Commentary

How Brands are Wasting Their Influencer Marketing Budgets

Most brands understand the how and why of using influencers for organic awareness, and that’s great. Or is it? If they are simply getting influencers to create content and push it out organically to their followers, brands are leaving a tremendous amount of money on the table and squandering opportunities for much larger gains, basically only realizing a fraction of the value.

To get the most out of influencer marketing, we need to think of it in three steps:

-- Creation of content
-- Amplification of it
-- Impact on sales

Brands can take a strongly performing piece of influencer content and insert it into an ad unit, or put it on their website, and that content will outperform content that the brand creates for itself. Still, when brands just focus on awareness, they are not realizing the full value of that content and how it can impact sales. When these three steps are working together, there’s better engagement rate, dollars are more efficient, and brands achieve much higher ROI. 

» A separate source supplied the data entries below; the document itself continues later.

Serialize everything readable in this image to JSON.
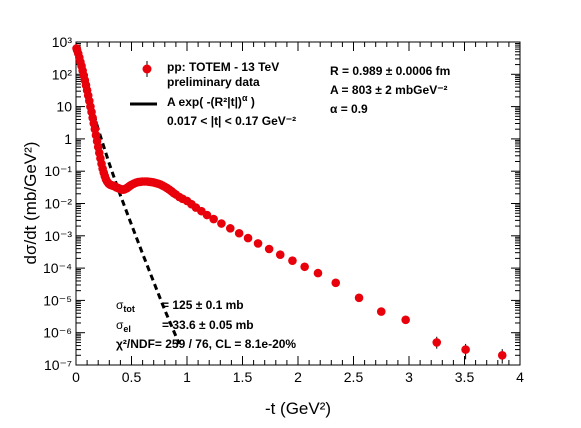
{
  "chart_data": {
    "type": "scatter",
    "xlabel": "-t (GeV²)",
    "ylabel": "dσ/dt (mb/GeV²)",
    "xlim": [
      0,
      4
    ],
    "ylim_log10": [
      -7,
      3
    ],
    "y_scale": "log",
    "x_ticks": [
      "0",
      "0.5",
      "1",
      "1.5",
      "2",
      "2.5",
      "3",
      "3.5",
      "4"
    ],
    "y_ticks": [
      "10⁻⁷",
      "10⁻⁶",
      "10⁻⁵",
      "10⁻⁴",
      "10⁻³",
      "10⁻²",
      "10⁻¹",
      "1",
      "10",
      "10²",
      "10³"
    ],
    "grid": false,
    "series": [
      {
        "name": "pp: TOTEM - 13 TeV preliminary data",
        "color": "#e8000b",
        "marker": "circle",
        "points": [
          [
            0.005,
            635
          ],
          [
            0.01,
            560
          ],
          [
            0.02,
            440
          ],
          [
            0.03,
            330
          ],
          [
            0.04,
            240
          ],
          [
            0.05,
            180
          ],
          [
            0.06,
            130
          ],
          [
            0.07,
            92
          ],
          [
            0.08,
            65
          ],
          [
            0.09,
            46
          ],
          [
            0.1,
            32
          ],
          [
            0.11,
            22
          ],
          [
            0.12,
            15
          ],
          [
            0.13,
            10
          ],
          [
            0.14,
            6.8
          ],
          [
            0.15,
            4.5
          ],
          [
            0.16,
            3.0
          ],
          [
            0.17,
            2.0
          ],
          [
            0.18,
            1.3
          ],
          [
            0.19,
            0.85
          ],
          [
            0.2,
            0.56
          ],
          [
            0.21,
            0.37
          ],
          [
            0.22,
            0.25
          ],
          [
            0.23,
            0.17
          ],
          [
            0.24,
            0.12
          ],
          [
            0.25,
            0.09
          ],
          [
            0.26,
            0.07
          ],
          [
            0.27,
            0.056
          ],
          [
            0.28,
            0.048
          ],
          [
            0.29,
            0.043
          ],
          [
            0.3,
            0.04
          ],
          [
            0.31,
            0.038
          ],
          [
            0.32,
            0.037
          ],
          [
            0.33,
            0.036
          ],
          [
            0.34,
            0.035
          ],
          [
            0.35,
            0.034
          ],
          [
            0.36,
            0.032
          ],
          [
            0.37,
            0.031
          ],
          [
            0.38,
            0.03
          ],
          [
            0.39,
            0.029
          ],
          [
            0.4,
            0.028
          ],
          [
            0.41,
            0.027
          ],
          [
            0.42,
            0.027
          ],
          [
            0.43,
            0.027
          ],
          [
            0.44,
            0.028
          ],
          [
            0.45,
            0.029
          ],
          [
            0.46,
            0.03
          ],
          [
            0.47,
            0.032
          ],
          [
            0.48,
            0.034
          ],
          [
            0.49,
            0.036
          ],
          [
            0.5,
            0.038
          ],
          [
            0.52,
            0.041
          ],
          [
            0.54,
            0.044
          ],
          [
            0.56,
            0.046
          ],
          [
            0.58,
            0.047
          ],
          [
            0.6,
            0.048
          ],
          [
            0.62,
            0.048
          ],
          [
            0.64,
            0.048
          ],
          [
            0.66,
            0.047
          ],
          [
            0.68,
            0.046
          ],
          [
            0.7,
            0.045
          ],
          [
            0.72,
            0.043
          ],
          [
            0.74,
            0.041
          ],
          [
            0.76,
            0.039
          ],
          [
            0.78,
            0.036
          ],
          [
            0.8,
            0.033
          ],
          [
            0.82,
            0.03
          ],
          [
            0.84,
            0.027
          ],
          [
            0.86,
            0.024
          ],
          [
            0.88,
            0.021
          ],
          [
            0.9,
            0.019
          ],
          [
            0.93,
            0.016
          ],
          [
            0.96,
            0.014
          ],
          [
            1.0,
            0.012
          ],
          [
            1.04,
            0.0095
          ],
          [
            1.08,
            0.0075
          ],
          [
            1.13,
            0.0058
          ],
          [
            1.18,
            0.0044
          ],
          [
            1.24,
            0.0033
          ],
          [
            1.31,
            0.0024
          ],
          [
            1.39,
            0.0017
          ],
          [
            1.47,
            0.0012
          ],
          [
            1.55,
            0.00085
          ],
          [
            1.64,
            0.00058
          ],
          [
            1.74,
            0.00039
          ],
          [
            1.84,
            0.00026
          ],
          [
            1.95,
            0.00017
          ],
          [
            2.06,
            0.00011
          ],
          [
            2.18,
            7e-05
          ],
          [
            2.34,
            3.5e-05
          ],
          [
            2.55,
            1.2e-05
          ],
          [
            2.75,
            4.5e-06
          ],
          [
            2.97,
            2.5e-06
          ],
          [
            3.25,
            5e-07
          ],
          [
            3.51,
            3e-07
          ],
          [
            3.84,
            2e-07
          ]
        ],
        "error_bars": [
          [
            3.25,
            3.2e-07,
            7.5e-07
          ],
          [
            3.51,
            1.5e-07,
            4.5e-07
          ],
          [
            3.84,
            1.1e-07,
            3.1e-07
          ]
        ]
      },
      {
        "name": "A exp( -(R²|t|)^α )",
        "color": "#000000",
        "style": "dashed",
        "points": [
          [
            0.0,
            700
          ],
          [
            0.1,
            30
          ],
          [
            0.2,
            2.0
          ],
          [
            0.3,
            0.17
          ],
          [
            0.4,
            0.018
          ],
          [
            0.5,
            0.0022
          ],
          [
            0.6,
            0.00028
          ],
          [
            0.7,
            3.7e-05
          ],
          [
            0.8,
            5e-06
          ],
          [
            0.93,
            4.5e-07
          ]
        ]
      }
    ],
    "legend": {
      "placement": "top-center",
      "entries": [
        {
          "line1": "pp: TOTEM - 13 TeV",
          "line2": "preliminary data"
        },
        {
          "line1": "A exp( -(R²|t|)",
          "sup": "α",
          "line1_end": " )",
          "line2": "0.017 < |t| < 0.17 GeV⁻²"
        }
      ]
    },
    "annotations": {
      "R": "R = 0.989 ± 0.0006 fm",
      "A": "A = 803 ± 2 mbGeV⁻²",
      "alpha": "α = 0.9",
      "sigma_tot_label": "σtot",
      "sigma_tot_value": "= 125 ± 0.1 mb",
      "sigma_el_label": "σel",
      "sigma_el_value": "= 33.6 ± 0.05 mb",
      "chi2": "χ²/NDF= 259 / 76,  CL = 8.1e-20%"
    }
  }
}
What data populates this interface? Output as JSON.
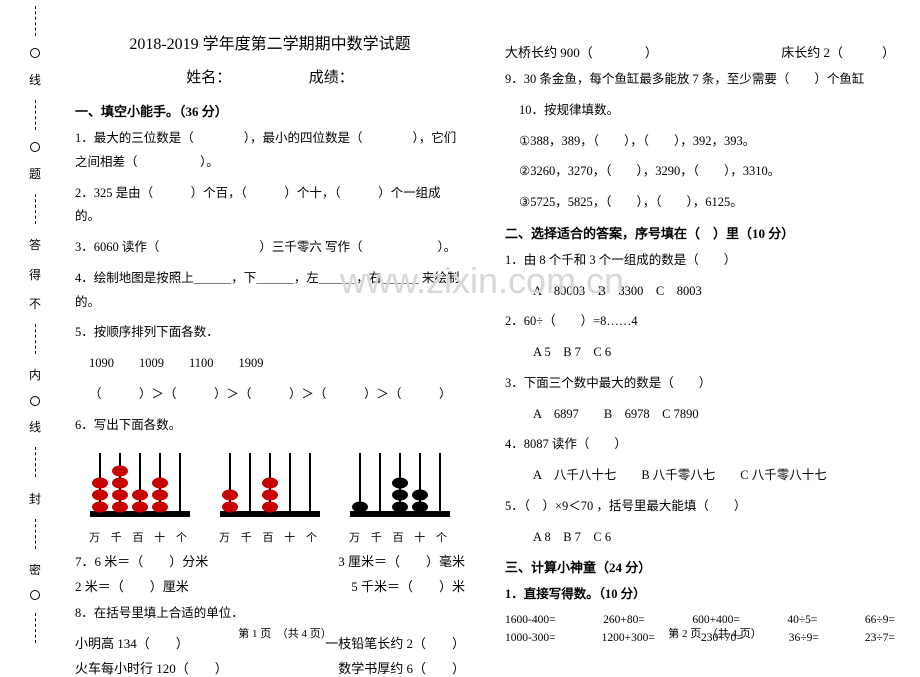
{
  "binding": {
    "chars": [
      "线",
      "题",
      "答",
      "得",
      "不",
      "内",
      "线",
      "封",
      "密"
    ]
  },
  "title": "2018-2019 学年度第二学期期中数学试题",
  "subtitle_name": "姓名：",
  "subtitle_score": "成绩：",
  "section1": "一、填空小能手。（36 分）",
  "q1": "1．最大的三位数是（　　　　），最小的四位数是（　　　　），它们之间相差（　　　　　）。",
  "q2": "2．325 是由（　　　）个百，（　　　）个十，（　　　）个一组成的。",
  "q3": "3．6060 读作（　　　　　　　　）三千零六 写作（　　　　　　）。",
  "q4": "4．绘制地图是按照上＿＿＿，下＿＿＿，左＿＿＿，右＿＿＿ 来绘制的。",
  "q5": "5．按顺序排列下面各数．",
  "q5nums": "1090　　1009　　1100　　1909",
  "q5cmp": "（　　　）＞（　　　）＞（　　　）＞（　　　）＞（　　　）",
  "q6": "6．写出下面各数。",
  "abacus_label": "万 千 百 十 个",
  "q7a": "7．6 米＝（　　）分米",
  "q7b": "3 厘米＝（　　）毫米",
  "q7c": "2 米＝（　　）厘米",
  "q7d": "5 千米＝（　　）米",
  "q8": "8．在括号里填上合适的单位．",
  "q8a": "小明高 134（　　）",
  "q8b": "一枝铅笔长约 2（　　）",
  "q8c": "火车每小时行 120（　　）",
  "q8d": "数学书厚约 6（　　）",
  "footer1": "第 1 页　（共 4 页）",
  "q8e": "大桥长约 900（　　　　）",
  "q8f": "床长约 2（　　　）",
  "q9": "9．30 条金鱼，每个鱼缸最多能放 7 条，至少需要（　　）个鱼缸",
  "q10": "10．按规律填数。",
  "q10a": "①388，389，（　　），（　　），392，393。",
  "q10b": "②3260，3270，（　　），3290，（　　），3310。",
  "q10c": "③5725，5825，（　　），（　　），6125。",
  "section2": "二、选择适合的答案，序号填在（　）里（10 分）",
  "s2q1": "1．由 8 个千和 3 个一组成的数是（　　）",
  "s2q1opt": "A　80003　B　8300　C　8003",
  "s2q2": "2．60÷（　　）=8……4",
  "s2q2opt": "A 5　B 7　C 6",
  "s2q3": "3．下面三个数中最大的数是（　　）",
  "s2q3opt": "A　6897　　B　6978　C 7890",
  "s2q4": "4．8087 读作（　　）",
  "s2q4opt": "A　八千八十七　　B 八千零八七　　C 八千零八十七",
  "s2q5": "5．（　）×9＜70 ，括号里最大能填（　　）",
  "s2q5opt": "A 8　B 7　C 6",
  "section3": "三、计算小神童（24 分）",
  "section3a": "1．直接写得数。（10 分）",
  "calc_r1": [
    "1600-400=",
    "260+80=",
    "600+400=",
    "40÷5=",
    "66÷9="
  ],
  "calc_r2": [
    "1000-300=",
    "1200+300=",
    "230+70=",
    "36÷9=",
    "23÷7="
  ],
  "footer2": "第 2 页　（共 4 页）",
  "watermark": "www.zixin.com.cn",
  "abacus1": {
    "beads": [
      3,
      4,
      2,
      3,
      0
    ],
    "colors": [
      "#c80000",
      "#c80000",
      "#c80000",
      "#c80000",
      "#c80000"
    ]
  },
  "abacus2": {
    "beads": [
      2,
      0,
      3,
      0,
      0
    ],
    "colors": [
      "#c80000",
      "#c80000",
      "#c80000",
      "#c80000",
      "#c80000"
    ]
  },
  "abacus3": {
    "beads": [
      1,
      0,
      3,
      2,
      0
    ],
    "colors": [
      "#000000",
      "#000000",
      "#000000",
      "#000000",
      "#000000"
    ]
  }
}
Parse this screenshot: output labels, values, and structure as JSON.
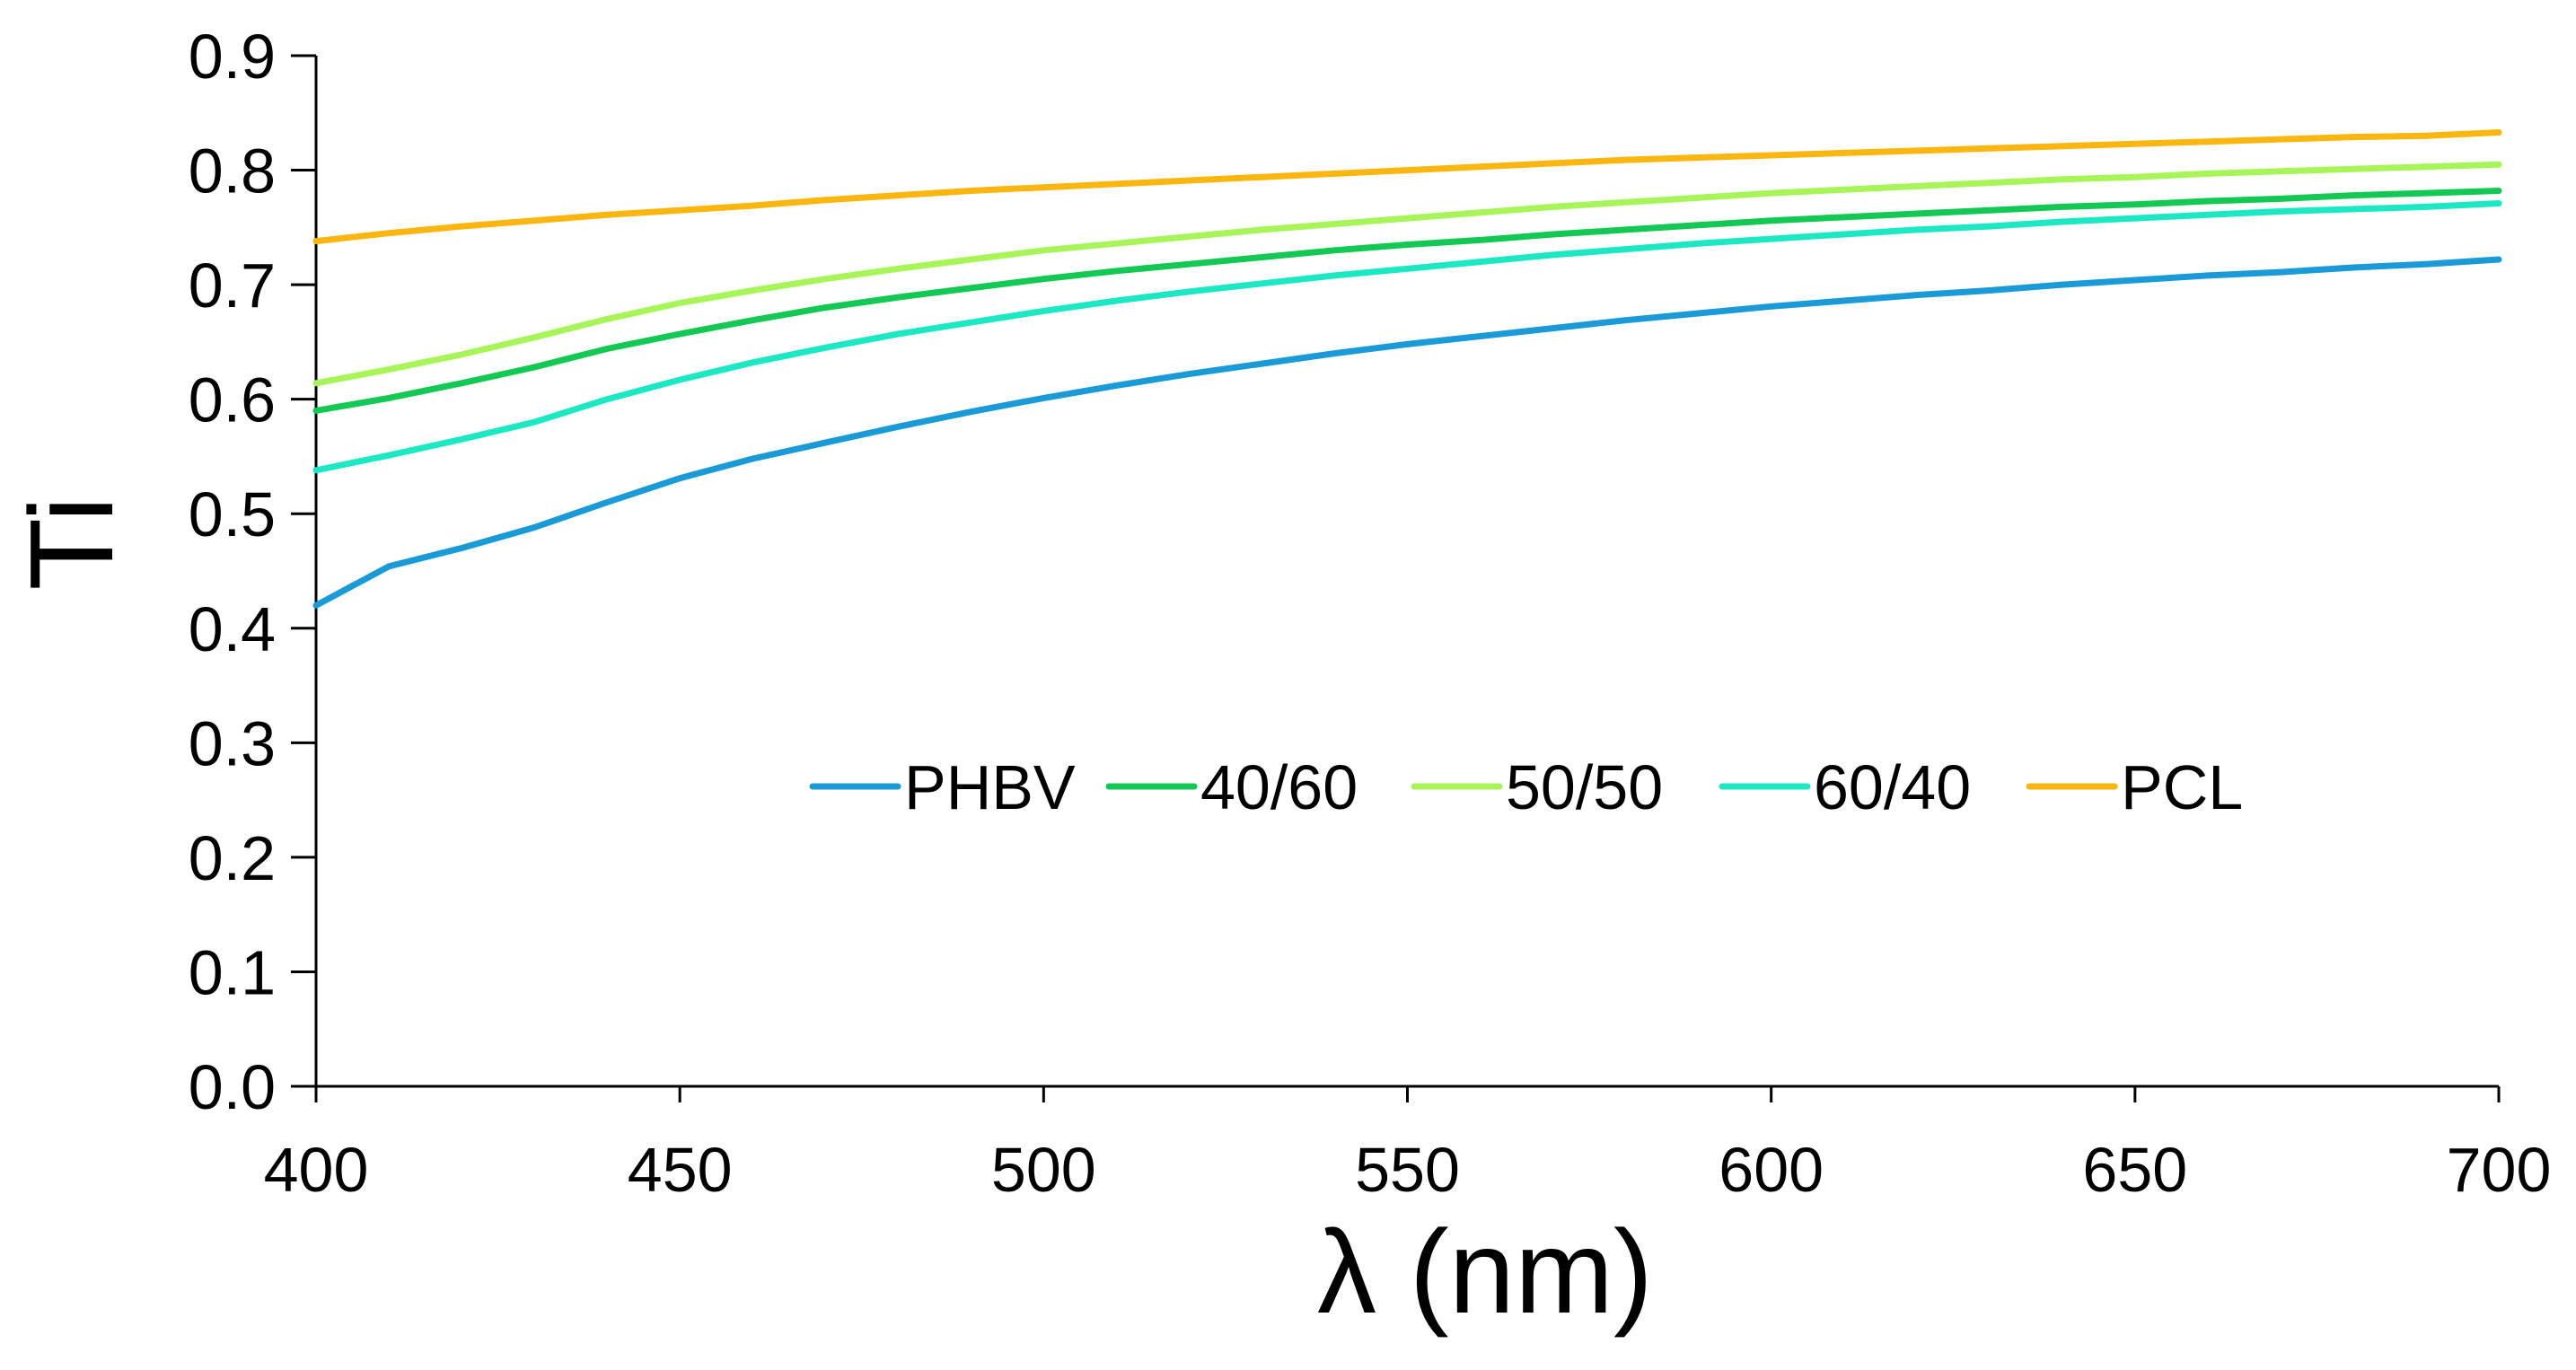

Here are 2 critical tips to do this successfully:
  1. Negotiate rights to use the content. This can be done upfront or once you see the content is performing well. Things to consider when negotiating: how long you plan to use the content, and in what capacity (website, social, ad unit, etc.).
  2. Make it part of your media budget and push the content out. This can be done through the influencer’s handle (typically called "white listing"), which will be shown to a larger number of people. Then test it by comparing it to your control unit. Test it in paid social and programmatic.

Balancing the influencer’s understanding of audience with the brand’s objectives

 
Brands need to balance what the influencer knows her audience will respond to with the fulfillment of the brand’s ultimate objectives. The most successful influencers can articulate why the way they want to present the content to their audience will inspire the audience to action. That’s where the magic comes in. 
 

In one Fidelity example, influencer Camden Scott is in her backyard with her dog talking about the house she just bought, which speaks directly to many women’s aspirations. She connects with what the brand is trying to achieve, which resulted in a great collaboration.

The lesson here is, brands can intimately understand their product and the regulations they must follow, but they don’t know the influencer’s audience. Influencers need to come to the table with an understanding of a brand’s needs and how to portray it best to their followers so that they take action. 

Turning On the "Always On" Influencer Button

Brands are seeing greater value in using influencers on an ongoing basis (Always On) rather than for one-off campaigns. In a world where brands are looking for more and more content to satisfy their social media channels, media units, websites etc., you cannot overestimate the value of continual content creation that comes from this approach.
 
This can be even more effective when activating multiple influencers as part of the marketing mix, because they each have their own audience. Conversations generated on social work in tandem with topline efforts (such as other PR/marketing efforts) to inspire action. Creating a groundswell of conversation helps support the brand message and leads to the third part of value: the impact on sales. This strategy can take a brand from awareness to purchase in just one piece of content. 
 
Brands simply need to recognize the value in front of them. Awareness is great, but it’s the proverbial tip of the iceberg. Make influencer content work harder, and watch ROI soar.